Cinepolitica Kupası ve Özel Ödülü için yarışacak 12 film son iki yılda dünya çapında dikkat çeken, ödüller kazanan politik yapımlar arasından seçildi. Polonya’dan Wojciech Smarzowski imzalı “Roza”dan geçen yıl Gdynia Film Festivali vesilesiyle söz etmiştim.

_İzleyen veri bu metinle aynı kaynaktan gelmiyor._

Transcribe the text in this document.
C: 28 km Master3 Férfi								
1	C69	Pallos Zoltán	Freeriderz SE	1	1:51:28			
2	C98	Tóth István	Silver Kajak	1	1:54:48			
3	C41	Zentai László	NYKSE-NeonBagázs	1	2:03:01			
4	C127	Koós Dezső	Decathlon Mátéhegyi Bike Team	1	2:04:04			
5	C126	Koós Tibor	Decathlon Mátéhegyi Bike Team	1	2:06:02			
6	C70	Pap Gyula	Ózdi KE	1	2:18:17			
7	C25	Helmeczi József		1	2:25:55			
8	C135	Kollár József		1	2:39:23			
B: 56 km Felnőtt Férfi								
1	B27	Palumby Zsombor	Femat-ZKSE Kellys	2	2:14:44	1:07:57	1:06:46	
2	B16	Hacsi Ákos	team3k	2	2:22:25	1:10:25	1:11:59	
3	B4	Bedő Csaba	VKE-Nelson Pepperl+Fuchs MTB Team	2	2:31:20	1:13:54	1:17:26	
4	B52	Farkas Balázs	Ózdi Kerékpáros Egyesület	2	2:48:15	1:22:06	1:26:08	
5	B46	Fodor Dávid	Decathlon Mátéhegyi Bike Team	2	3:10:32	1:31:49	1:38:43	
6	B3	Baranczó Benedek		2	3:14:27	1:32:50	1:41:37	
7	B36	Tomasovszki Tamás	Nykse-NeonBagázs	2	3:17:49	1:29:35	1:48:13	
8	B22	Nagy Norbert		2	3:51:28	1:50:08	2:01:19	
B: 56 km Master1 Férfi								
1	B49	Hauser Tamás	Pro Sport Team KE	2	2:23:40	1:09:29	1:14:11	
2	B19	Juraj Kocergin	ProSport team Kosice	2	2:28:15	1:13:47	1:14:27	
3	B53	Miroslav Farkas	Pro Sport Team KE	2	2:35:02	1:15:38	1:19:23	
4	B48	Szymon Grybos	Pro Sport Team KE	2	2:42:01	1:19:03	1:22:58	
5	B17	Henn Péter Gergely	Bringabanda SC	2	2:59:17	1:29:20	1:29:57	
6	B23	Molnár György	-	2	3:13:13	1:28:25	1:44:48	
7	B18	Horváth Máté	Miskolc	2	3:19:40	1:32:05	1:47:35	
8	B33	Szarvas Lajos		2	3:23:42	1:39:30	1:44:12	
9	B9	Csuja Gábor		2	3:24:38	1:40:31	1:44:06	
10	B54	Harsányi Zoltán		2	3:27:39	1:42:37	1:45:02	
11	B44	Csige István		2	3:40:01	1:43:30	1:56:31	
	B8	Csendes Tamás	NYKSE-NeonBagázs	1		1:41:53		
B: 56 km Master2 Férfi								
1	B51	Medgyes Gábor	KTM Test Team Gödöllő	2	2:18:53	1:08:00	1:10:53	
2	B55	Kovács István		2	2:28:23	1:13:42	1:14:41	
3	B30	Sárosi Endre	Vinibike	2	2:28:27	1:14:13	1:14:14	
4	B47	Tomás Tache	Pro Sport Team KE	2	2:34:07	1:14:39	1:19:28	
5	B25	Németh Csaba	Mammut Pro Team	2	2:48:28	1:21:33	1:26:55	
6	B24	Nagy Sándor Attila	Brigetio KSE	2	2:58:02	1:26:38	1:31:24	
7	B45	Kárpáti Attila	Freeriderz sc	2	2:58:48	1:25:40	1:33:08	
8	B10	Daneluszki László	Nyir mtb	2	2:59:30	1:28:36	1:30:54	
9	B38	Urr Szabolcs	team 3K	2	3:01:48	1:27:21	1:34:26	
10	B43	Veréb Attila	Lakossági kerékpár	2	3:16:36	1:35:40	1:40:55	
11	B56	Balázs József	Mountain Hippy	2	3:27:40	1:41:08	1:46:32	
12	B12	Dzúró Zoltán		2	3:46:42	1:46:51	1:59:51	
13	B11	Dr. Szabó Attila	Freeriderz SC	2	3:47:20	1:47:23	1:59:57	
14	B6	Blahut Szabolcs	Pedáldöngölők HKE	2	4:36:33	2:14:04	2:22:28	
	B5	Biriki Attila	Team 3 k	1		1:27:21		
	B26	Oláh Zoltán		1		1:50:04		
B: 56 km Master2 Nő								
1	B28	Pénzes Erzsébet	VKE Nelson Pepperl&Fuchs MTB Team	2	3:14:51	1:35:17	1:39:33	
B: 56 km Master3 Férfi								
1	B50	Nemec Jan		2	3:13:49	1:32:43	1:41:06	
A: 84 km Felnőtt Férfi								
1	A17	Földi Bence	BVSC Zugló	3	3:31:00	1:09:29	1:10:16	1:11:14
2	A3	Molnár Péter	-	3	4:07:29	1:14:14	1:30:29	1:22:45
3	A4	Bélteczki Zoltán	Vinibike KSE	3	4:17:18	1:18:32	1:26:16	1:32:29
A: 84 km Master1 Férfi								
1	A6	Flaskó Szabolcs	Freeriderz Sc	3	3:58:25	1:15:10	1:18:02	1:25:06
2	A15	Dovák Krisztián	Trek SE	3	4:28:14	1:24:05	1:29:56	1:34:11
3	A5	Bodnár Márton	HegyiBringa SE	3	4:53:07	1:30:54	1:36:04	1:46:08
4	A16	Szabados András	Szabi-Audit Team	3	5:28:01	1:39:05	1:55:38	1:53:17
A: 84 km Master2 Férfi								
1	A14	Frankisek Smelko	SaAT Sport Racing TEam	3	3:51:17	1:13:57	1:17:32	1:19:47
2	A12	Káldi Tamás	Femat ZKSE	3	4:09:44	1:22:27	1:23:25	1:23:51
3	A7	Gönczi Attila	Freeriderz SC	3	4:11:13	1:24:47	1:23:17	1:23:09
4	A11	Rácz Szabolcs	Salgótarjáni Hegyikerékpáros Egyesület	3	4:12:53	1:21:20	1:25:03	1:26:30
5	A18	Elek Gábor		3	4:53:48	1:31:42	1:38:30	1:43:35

Mazur etnik grubuna mensup kişilerin 2. Dünya Savaşı sonrası çektiği çileyi bir kadın kahraman aracılığıyla anlatan çarpıcı bir dönem filmi. İstanbul Film Festivali’nde İnsan Hakları ve Sinema bölümünde Avrupa Konseyi’nin FACE Ödülü için yarıştı.

Paula Markovitch’in darbe sırasında geçen bir çocukluk anısını şiirsel bir filme dönüştürdüğü “El Premio” ve kendisi de Cafer Panahi ile birlikte yargılanan Muhammed Resulof’un günümüz İran’ında insanların açmazlarından bir kesit sunduğu “Elveda” festivallerimizde gösterilen çok başarılı filmler.

Pierre Schoeller’in “L’exercice de l’Etat” adlı filmi 2011 Cannes Film Festivali’nde prömiyerini yapan bir hiciv, ülkemizde bile gösterime girdi. Şili’den politik sinemanın önemli bir ismi olarak yükselen Pablo Larrain’in “Post Mortem”i de yarışmada iddialı.

Politik sinemanın yeni kürsüsü olarak Cinepolitica’yı dikkatle izlemeye devam edeceğiz.